To overcome this, MIMO (Multiple-Input Multiple-Output) systems utilize the spatial domain. By using multiple antennas at both the transmitter and receiver, we can create multiple parallel “pipes” in the same frequency band, achieving a linear increase in capacity with the number of antennas.

In this post, we will transition from scalar models to vector/matrix models and derive the MIMO capacity formula.

1. System Model: Multi-user MIMO (BC)

To analyze the capacity and beamforming strategies in a modern network, we transition from a point-to-point link to a Multi-user MIMO (MU-MIMO) scenario, specifically the Broadcast Channel (BC). The model describes a Base Station (BS) communicating with multiple User Equipments (UEs) simultaneously.

The received signal for the $k$-th user is modeled as:

\[\mathbf{y}_k = \mathbf{H}_k \mathbf{x} + \mathbf{n}_k\]

Key Parameters:

$P$ (Transmit Antennas): The number of antennas at the Base Station (Transmitter).
$Q$ (Receive Antennas): The number of antennas at each User Equipment (Receiver). For simplicity, we often assume each user has the same number of antennas $Q$.
$K$ (Total Users): The number of independent users being served by the Base Station in the same time-frequency resource.
$\mathbf{x} \in \mathbb{C}^{P \times 1}$: The aggregate transmitted signal vector from the Base Station.
$\mathbf{y}_k \in \mathbb{C}^{Q \times 1}$: The signal received by the $k$-th user.
$\mathbf{H}_k \in \mathbb{C}^{Q \times P}$: The channel matrix between the BS and the $k$-th user.
$\mathbf{n}_k \sim \mathcal{CN}(0, \sigma_n^2 \mathbf{I}_Q)$: The Additive White Gaussian Noise (AWGN) at the $k$-th user’s receiver.

Transmit Autocorrelation and Power Constraint

In this multi-user context, the transmitted signal $\mathbf{x}$ is typically a combination of independent data streams intended for each of the $K$ users. To characterize the spatial properties and power distribution of the aggregate signal, we define the Input Autocorrelation Matrix $\mathbf{R}_{xx}$:

\[\mathbf{R}_{xx} = \mathbb{E}[\mathbf{xx}^\text{H}] \in \mathbb{C}^{P \times P}\]

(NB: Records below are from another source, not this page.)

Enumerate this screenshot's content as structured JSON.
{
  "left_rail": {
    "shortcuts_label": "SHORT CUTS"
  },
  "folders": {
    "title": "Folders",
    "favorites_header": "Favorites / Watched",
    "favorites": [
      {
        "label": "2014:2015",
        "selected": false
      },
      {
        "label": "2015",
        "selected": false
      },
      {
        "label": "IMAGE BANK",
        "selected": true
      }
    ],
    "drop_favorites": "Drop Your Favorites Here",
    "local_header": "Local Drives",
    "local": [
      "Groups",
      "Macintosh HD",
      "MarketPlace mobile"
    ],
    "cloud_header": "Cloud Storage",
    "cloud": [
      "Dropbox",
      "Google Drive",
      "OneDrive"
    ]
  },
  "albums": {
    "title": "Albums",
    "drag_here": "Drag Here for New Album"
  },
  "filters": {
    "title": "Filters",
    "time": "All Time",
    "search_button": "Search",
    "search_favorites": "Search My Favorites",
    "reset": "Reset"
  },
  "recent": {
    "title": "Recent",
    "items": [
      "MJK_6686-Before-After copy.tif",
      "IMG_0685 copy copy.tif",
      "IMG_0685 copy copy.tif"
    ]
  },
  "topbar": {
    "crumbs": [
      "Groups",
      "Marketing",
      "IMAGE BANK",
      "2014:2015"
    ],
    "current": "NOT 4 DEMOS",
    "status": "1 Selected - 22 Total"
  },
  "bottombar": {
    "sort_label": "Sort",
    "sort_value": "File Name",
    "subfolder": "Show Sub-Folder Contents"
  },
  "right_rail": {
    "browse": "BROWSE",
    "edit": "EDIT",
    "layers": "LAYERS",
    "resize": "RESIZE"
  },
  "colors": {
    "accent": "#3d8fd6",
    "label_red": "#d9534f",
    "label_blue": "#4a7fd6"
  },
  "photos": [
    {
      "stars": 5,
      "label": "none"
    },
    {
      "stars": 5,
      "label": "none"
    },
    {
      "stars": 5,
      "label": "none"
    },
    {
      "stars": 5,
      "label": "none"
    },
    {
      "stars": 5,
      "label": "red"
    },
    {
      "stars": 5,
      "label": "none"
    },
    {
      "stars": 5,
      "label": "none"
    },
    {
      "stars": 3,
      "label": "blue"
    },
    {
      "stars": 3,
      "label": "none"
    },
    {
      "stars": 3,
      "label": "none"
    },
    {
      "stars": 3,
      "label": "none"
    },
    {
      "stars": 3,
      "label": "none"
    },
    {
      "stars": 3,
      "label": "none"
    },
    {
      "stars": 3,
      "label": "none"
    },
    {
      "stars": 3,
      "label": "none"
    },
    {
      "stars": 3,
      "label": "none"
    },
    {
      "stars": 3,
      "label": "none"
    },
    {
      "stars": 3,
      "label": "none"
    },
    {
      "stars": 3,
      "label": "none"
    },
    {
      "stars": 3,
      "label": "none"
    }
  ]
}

The total transmit power budget $P_$ at the Base Station must be shared among all $K$ users. This physical limitation is expressed via the Trace of the autocorrelation matrix:

\[\text{Tr}(\mathbf{R}_{xx}) \le P_\]

In a Broadcast Channel, the Base Station must design the precoding (beamforming) strategy within $\mathbf{x}$ to maximize the sum-rate while managing the Inter-User Interference (IUI). This leads directly to the need for advanced optimization frameworks like the WMMSE algorithm to handle the resulting non-convex problems.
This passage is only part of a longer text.